Michael Mitchell, the enormously gifted, sharp-tongued, impish, chain-smoking man who typeset all my books, ran the Libanus Press with one partner, Susan Wightman, and together they turned out book after elegant book. His views on type were strong. Once, asked to identify a typeface, he wrote back: "Awful font. We think all except capital I are Futura Extra bold – the slab seriffed cap I is probably drawn. Slabbed cap I's are a serious abomination."
His 'studio' for that is what it ought to be called, was in a beautiful house in Marlborough, Wiltshire. It had lovely huge rooms had an exquisitely groomed garden at the back, as perfect as a well-set page. The times I visited him, there was always lunch and wine and smoke and talk as well as work and always a book at the end as a gift.
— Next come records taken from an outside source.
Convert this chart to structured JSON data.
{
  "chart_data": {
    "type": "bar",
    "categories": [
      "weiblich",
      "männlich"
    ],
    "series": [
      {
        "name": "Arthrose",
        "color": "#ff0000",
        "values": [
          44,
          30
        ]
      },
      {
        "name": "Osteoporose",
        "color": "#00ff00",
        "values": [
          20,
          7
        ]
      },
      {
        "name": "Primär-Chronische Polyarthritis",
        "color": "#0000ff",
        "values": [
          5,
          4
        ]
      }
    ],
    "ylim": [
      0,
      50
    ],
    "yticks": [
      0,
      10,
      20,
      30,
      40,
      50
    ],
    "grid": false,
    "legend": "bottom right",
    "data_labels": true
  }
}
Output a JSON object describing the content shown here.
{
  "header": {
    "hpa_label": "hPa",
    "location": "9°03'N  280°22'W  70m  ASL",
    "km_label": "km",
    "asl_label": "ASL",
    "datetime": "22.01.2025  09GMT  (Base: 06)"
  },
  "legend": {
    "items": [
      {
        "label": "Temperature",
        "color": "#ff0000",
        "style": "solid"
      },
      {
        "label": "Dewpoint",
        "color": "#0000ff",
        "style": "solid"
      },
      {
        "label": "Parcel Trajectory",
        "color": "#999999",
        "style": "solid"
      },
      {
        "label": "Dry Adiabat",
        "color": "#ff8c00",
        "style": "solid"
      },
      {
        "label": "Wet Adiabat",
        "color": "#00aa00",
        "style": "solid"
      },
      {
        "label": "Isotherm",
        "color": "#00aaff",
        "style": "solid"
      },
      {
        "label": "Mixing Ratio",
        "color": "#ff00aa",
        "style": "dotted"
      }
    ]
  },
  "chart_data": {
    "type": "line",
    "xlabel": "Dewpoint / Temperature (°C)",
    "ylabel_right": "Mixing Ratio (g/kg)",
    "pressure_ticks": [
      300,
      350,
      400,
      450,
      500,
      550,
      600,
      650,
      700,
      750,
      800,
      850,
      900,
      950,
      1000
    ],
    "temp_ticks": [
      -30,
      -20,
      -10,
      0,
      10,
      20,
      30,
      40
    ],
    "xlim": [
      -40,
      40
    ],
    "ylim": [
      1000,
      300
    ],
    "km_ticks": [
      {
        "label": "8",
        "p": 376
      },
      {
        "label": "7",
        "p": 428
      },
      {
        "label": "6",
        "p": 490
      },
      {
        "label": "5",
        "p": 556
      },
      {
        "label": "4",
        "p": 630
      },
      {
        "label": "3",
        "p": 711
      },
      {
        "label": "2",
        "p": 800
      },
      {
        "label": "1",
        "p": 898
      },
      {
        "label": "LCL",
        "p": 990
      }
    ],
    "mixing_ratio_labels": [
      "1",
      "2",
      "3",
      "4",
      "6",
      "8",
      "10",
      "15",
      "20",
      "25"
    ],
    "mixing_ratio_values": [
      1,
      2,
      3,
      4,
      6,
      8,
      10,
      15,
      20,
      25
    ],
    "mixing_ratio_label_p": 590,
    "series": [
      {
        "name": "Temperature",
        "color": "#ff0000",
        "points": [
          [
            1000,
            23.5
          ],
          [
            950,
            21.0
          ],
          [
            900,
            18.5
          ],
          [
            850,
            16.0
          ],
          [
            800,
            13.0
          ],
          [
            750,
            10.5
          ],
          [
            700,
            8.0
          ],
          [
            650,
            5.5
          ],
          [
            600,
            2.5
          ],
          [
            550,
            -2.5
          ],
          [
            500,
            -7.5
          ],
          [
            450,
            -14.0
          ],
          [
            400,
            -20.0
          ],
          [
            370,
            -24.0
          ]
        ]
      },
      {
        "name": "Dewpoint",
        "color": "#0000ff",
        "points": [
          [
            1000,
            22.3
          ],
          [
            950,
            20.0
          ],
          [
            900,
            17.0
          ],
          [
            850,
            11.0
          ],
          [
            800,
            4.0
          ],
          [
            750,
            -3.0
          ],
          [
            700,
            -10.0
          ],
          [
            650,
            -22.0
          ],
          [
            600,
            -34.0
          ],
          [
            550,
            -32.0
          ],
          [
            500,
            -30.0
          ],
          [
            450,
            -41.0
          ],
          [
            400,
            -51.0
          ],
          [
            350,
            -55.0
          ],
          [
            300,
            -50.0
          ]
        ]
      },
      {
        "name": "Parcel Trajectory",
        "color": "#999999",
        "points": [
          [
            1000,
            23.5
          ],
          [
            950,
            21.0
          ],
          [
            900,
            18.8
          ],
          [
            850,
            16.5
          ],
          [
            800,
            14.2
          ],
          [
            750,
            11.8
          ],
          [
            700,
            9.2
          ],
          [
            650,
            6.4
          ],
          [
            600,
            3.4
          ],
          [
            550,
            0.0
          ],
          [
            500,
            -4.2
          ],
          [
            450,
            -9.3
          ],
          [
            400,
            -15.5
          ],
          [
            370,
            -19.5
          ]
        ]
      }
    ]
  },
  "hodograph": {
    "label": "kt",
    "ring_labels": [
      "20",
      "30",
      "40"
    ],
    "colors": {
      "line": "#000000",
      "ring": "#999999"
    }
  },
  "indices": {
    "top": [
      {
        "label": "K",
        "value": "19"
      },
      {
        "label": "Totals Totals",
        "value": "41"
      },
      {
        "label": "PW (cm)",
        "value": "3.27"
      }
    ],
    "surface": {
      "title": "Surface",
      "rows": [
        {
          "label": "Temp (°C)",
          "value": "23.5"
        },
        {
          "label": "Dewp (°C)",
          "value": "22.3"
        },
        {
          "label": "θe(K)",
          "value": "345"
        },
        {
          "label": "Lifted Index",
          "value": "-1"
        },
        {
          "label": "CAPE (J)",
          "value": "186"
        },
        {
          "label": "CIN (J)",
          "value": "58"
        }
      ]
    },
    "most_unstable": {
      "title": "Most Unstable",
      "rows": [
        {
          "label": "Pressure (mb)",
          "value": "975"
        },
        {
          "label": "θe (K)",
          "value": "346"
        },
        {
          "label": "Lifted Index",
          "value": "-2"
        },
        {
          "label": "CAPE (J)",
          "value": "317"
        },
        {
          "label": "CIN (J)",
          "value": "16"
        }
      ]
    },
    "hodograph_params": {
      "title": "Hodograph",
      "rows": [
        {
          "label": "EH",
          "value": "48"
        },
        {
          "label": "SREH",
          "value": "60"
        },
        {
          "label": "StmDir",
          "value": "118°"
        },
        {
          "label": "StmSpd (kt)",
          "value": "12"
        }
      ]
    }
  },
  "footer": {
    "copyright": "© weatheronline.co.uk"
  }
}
He died in November, aged 78.
Here is his obituary from The Guardian
Michael Mitchell obituary
Typographer and designer who aimed for perfection with his books
Michael launched into his career as a printer and publisher in 1975. At a chance meeting with Richard Shirley Smith, the painter and wood engraver, Shirley Smith offered Mitchell his old press, a stalwart 1860 Albion, together with some Monotype type. With this Michael began typesetting and printing broadsides and small poetry books in his garage. He founded Libanus Press and in 1979 moved to Marlborough, Wiltshire. As professional printers were disencumbering themselves of their machinery with the advent of the digital era, he collected several other presses. He acquired greater quantities of lead type and then a Monotype caster. This considerably widened the range of his type styles.